OmniCam: Unified Multimodal Video Generation via Camera Control
Xiaoda Yang, Jiayang Xu, Kaixuan Luan, Xinyu Zhan, Hongshun Qiu, Shijun Shi, Hao Li, Shuai Yang, Li Zhang, Checheng Yu, Cewu Lu, Lixin Yang
TL;DR
OmniCam addresses the challenge of flexible, high-quality camera-controlled video generation by unifying multimodal trajectory guidance and content references. It introduces a three-stage pipeline that converts text or video instructions into discrete motion representations, plans 6DoF camera trajectories, and renders videos through monocular reconstruction plus diffusion-based completion, guided by reinforcement-learning–style optimization. The work introduces OmniTr, the first multimodal camera-control dataset, and demonstrates state-of-the-art performance across quantitative metrics and human evaluations. This framework enables long, complex camera motions with robust cross-modal inputs, offering practical impact for advanced video editing, virtual production, and simulation scenarios.
Abstract
Camera control, which achieves diverse visual effects by changing camera position and pose, has attracted widespread attention. However, existing methods face challenges such as complex interaction and limited control capabilities. To address these issues, we present OmniCam, a unified multimodal camera control framework. Leveraging large language models and video diffusion models, OmniCam generates spatio-temporally consistent videos.

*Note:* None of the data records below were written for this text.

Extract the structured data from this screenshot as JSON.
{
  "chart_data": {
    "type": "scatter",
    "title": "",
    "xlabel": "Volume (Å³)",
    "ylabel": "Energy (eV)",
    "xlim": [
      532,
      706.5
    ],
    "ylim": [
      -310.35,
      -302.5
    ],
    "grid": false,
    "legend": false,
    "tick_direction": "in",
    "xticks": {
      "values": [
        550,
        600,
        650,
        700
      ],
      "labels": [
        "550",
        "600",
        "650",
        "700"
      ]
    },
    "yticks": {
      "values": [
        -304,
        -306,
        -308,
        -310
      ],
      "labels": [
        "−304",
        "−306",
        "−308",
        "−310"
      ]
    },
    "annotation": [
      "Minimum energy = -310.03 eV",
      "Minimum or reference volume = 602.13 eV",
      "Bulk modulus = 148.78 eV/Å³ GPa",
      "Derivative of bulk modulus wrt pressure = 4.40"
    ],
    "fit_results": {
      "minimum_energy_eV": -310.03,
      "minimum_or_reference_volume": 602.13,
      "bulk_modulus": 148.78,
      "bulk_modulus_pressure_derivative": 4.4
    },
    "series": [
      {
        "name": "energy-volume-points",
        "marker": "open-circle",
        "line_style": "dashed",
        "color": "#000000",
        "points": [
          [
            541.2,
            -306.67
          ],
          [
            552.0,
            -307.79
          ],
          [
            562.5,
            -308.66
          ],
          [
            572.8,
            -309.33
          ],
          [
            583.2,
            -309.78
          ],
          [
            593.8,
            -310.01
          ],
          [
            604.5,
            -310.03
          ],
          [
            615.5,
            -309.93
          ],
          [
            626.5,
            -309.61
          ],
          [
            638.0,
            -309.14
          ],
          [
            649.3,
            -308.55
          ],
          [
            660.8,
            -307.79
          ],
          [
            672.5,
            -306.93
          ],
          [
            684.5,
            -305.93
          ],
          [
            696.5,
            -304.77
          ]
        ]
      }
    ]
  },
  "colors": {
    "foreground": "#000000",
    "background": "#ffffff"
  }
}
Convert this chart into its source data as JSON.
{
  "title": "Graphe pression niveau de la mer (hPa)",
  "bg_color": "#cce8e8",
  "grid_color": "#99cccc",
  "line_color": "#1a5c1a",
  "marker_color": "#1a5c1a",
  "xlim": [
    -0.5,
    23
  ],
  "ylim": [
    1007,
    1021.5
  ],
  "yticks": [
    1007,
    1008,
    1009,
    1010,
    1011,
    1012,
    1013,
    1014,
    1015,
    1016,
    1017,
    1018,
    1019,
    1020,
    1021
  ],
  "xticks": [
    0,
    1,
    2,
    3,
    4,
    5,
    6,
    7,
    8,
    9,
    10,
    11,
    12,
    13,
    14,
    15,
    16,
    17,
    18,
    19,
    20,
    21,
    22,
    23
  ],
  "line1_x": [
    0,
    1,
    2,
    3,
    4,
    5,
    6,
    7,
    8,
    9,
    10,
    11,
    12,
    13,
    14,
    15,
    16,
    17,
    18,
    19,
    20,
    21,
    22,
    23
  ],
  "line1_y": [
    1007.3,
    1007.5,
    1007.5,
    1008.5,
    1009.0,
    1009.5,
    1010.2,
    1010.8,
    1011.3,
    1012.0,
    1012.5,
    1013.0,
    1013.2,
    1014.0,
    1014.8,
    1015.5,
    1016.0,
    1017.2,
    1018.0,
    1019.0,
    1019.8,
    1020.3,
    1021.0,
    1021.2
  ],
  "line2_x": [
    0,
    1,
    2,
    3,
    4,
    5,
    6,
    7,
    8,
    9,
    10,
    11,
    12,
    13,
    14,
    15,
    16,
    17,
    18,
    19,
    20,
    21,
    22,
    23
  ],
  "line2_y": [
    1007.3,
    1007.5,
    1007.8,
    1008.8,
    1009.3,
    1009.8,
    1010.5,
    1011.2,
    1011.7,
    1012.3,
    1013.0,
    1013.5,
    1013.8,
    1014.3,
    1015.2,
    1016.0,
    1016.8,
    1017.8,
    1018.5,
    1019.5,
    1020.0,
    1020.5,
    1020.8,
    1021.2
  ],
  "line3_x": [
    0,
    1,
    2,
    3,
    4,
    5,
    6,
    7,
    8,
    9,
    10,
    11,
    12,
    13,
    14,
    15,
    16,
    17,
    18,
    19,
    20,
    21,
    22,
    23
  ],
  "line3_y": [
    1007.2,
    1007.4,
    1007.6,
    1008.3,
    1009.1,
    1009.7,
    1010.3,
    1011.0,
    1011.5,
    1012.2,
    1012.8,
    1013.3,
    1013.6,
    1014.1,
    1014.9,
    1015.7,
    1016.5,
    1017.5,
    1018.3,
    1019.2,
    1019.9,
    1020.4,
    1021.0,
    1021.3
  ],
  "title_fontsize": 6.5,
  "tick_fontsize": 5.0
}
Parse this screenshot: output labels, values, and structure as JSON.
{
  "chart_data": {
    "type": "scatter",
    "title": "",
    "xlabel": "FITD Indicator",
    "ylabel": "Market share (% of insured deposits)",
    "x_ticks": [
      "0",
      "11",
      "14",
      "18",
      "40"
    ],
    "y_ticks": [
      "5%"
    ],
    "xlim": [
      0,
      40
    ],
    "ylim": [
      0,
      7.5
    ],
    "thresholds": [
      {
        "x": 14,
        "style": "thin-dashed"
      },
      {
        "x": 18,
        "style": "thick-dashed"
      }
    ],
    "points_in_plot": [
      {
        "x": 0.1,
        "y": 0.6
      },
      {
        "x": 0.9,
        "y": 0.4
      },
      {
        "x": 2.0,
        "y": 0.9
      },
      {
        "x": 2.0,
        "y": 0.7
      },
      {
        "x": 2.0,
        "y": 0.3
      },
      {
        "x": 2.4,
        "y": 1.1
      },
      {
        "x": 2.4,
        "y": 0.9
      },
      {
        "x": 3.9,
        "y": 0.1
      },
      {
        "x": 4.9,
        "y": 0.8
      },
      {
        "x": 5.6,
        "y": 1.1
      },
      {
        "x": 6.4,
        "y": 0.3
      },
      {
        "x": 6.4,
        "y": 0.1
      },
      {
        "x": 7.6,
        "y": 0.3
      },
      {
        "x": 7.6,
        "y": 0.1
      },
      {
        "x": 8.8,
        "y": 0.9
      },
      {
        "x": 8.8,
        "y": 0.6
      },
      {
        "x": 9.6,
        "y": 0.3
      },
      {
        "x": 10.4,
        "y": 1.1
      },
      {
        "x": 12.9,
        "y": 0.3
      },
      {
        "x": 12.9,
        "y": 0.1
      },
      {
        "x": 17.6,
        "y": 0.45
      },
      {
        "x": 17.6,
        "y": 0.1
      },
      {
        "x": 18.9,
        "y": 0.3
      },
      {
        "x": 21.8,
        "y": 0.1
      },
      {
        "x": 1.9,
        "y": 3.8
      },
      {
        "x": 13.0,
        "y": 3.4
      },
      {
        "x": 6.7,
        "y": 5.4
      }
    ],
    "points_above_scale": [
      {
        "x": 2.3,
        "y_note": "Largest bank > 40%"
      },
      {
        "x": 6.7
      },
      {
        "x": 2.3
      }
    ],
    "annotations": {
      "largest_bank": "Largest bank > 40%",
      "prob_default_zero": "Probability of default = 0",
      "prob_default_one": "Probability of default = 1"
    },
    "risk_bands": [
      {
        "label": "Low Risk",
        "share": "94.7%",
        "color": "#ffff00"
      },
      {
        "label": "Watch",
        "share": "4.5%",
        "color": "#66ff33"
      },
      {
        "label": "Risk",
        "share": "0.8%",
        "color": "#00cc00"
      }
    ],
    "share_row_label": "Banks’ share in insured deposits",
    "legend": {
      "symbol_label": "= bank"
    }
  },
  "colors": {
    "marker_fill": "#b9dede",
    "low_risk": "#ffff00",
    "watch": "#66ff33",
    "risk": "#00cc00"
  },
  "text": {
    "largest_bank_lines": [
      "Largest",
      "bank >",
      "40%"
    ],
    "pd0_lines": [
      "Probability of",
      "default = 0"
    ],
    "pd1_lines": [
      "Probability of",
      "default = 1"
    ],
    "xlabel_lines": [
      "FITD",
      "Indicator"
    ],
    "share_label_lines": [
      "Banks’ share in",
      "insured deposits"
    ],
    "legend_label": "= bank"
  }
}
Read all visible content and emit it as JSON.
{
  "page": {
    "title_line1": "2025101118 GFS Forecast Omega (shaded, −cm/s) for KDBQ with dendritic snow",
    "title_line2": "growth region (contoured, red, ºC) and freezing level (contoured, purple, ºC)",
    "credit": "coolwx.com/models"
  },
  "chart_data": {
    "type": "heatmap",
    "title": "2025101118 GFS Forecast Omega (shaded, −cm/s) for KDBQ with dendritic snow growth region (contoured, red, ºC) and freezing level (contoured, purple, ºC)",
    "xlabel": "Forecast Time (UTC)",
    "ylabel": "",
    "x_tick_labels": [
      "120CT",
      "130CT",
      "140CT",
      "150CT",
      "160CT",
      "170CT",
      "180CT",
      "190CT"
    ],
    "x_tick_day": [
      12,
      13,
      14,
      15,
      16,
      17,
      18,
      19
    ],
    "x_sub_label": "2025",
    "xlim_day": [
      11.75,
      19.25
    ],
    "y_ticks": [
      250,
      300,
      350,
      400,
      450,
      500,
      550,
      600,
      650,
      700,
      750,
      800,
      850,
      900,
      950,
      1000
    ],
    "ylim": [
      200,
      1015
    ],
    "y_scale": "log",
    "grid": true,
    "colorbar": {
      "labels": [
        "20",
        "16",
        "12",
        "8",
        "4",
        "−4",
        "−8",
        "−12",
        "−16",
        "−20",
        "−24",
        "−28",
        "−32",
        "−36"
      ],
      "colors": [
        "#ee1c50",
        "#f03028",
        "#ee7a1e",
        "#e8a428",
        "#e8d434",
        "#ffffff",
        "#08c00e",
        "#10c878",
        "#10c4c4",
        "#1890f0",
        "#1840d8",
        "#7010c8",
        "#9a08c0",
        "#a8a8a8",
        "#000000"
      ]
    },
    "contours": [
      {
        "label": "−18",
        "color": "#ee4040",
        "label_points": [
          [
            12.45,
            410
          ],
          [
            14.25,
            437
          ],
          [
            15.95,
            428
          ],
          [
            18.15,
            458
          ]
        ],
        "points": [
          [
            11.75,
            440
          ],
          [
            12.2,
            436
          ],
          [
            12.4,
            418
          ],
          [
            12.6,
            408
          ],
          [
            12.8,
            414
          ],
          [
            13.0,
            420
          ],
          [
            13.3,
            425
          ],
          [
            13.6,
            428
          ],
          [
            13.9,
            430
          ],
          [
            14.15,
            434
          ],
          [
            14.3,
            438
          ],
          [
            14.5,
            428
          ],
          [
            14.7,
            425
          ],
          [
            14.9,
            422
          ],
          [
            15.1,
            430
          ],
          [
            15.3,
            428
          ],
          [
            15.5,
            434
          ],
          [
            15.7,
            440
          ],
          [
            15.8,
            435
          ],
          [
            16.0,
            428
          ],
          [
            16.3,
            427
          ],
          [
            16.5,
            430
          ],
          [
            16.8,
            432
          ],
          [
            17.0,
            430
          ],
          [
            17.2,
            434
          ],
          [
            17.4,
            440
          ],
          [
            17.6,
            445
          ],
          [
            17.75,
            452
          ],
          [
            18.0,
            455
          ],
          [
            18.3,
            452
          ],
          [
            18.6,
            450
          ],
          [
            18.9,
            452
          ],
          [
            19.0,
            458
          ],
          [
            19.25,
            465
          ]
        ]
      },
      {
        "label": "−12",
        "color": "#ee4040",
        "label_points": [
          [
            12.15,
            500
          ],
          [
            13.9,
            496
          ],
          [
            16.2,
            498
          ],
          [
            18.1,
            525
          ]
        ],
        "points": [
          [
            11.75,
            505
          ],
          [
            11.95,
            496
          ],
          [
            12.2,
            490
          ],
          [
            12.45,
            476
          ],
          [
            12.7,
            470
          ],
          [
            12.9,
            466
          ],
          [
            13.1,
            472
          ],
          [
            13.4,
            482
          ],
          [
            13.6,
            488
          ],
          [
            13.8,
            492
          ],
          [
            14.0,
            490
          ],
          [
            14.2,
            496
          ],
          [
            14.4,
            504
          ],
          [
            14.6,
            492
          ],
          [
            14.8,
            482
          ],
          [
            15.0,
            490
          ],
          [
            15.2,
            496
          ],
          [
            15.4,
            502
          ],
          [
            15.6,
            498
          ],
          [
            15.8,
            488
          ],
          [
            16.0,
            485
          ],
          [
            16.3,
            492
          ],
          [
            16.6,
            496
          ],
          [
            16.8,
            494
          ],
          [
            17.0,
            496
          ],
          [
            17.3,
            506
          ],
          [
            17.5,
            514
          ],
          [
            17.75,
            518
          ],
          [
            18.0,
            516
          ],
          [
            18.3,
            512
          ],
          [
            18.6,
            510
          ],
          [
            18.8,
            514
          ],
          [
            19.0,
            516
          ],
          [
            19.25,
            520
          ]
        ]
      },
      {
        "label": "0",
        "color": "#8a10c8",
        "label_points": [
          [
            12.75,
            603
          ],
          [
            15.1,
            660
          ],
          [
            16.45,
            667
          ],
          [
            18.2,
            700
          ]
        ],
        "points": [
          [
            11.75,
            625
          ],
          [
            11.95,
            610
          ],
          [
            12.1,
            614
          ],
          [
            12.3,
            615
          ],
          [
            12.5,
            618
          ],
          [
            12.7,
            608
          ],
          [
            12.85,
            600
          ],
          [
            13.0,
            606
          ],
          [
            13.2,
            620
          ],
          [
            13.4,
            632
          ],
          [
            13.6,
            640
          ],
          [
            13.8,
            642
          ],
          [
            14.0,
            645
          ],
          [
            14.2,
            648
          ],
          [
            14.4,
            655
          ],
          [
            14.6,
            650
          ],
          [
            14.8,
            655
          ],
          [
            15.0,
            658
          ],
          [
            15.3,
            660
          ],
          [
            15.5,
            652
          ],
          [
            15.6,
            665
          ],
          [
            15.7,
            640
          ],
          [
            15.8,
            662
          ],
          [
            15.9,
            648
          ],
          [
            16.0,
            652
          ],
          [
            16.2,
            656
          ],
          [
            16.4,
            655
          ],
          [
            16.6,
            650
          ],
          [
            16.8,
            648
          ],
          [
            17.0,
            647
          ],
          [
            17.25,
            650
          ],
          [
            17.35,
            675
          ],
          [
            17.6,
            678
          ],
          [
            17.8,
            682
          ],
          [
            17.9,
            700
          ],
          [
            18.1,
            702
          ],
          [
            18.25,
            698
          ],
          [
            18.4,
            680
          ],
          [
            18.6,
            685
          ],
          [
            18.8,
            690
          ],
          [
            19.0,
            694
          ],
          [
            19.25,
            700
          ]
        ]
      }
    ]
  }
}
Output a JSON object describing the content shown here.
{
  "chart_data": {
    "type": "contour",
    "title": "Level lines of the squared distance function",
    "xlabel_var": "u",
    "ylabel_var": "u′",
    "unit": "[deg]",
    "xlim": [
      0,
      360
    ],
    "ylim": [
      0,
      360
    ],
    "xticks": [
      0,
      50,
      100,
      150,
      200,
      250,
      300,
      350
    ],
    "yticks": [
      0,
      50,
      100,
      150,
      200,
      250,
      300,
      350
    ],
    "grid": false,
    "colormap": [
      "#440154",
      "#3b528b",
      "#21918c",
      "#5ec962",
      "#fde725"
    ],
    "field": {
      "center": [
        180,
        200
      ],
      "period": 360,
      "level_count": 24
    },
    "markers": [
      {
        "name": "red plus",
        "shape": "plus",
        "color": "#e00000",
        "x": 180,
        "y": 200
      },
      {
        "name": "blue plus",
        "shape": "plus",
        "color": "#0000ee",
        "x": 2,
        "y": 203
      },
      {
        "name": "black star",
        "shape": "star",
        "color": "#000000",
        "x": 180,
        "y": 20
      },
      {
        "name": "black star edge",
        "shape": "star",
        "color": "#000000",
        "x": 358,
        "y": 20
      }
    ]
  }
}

It supports various combinations of input modalities: the user can provide text or video with expected trajectory as camera path guidance, and image or video as content reference, enabling precise control over camera motion. To facilitate the training of OmniCam, we introduce the OmniTr dataset, which contains a large collection of high-quality long-sequence trajectories, videos, and corresponding descriptions. Experimental results demonstrate that our model achieves state-of-the-art performance in high-quality camera-controlled video generation across various metrics.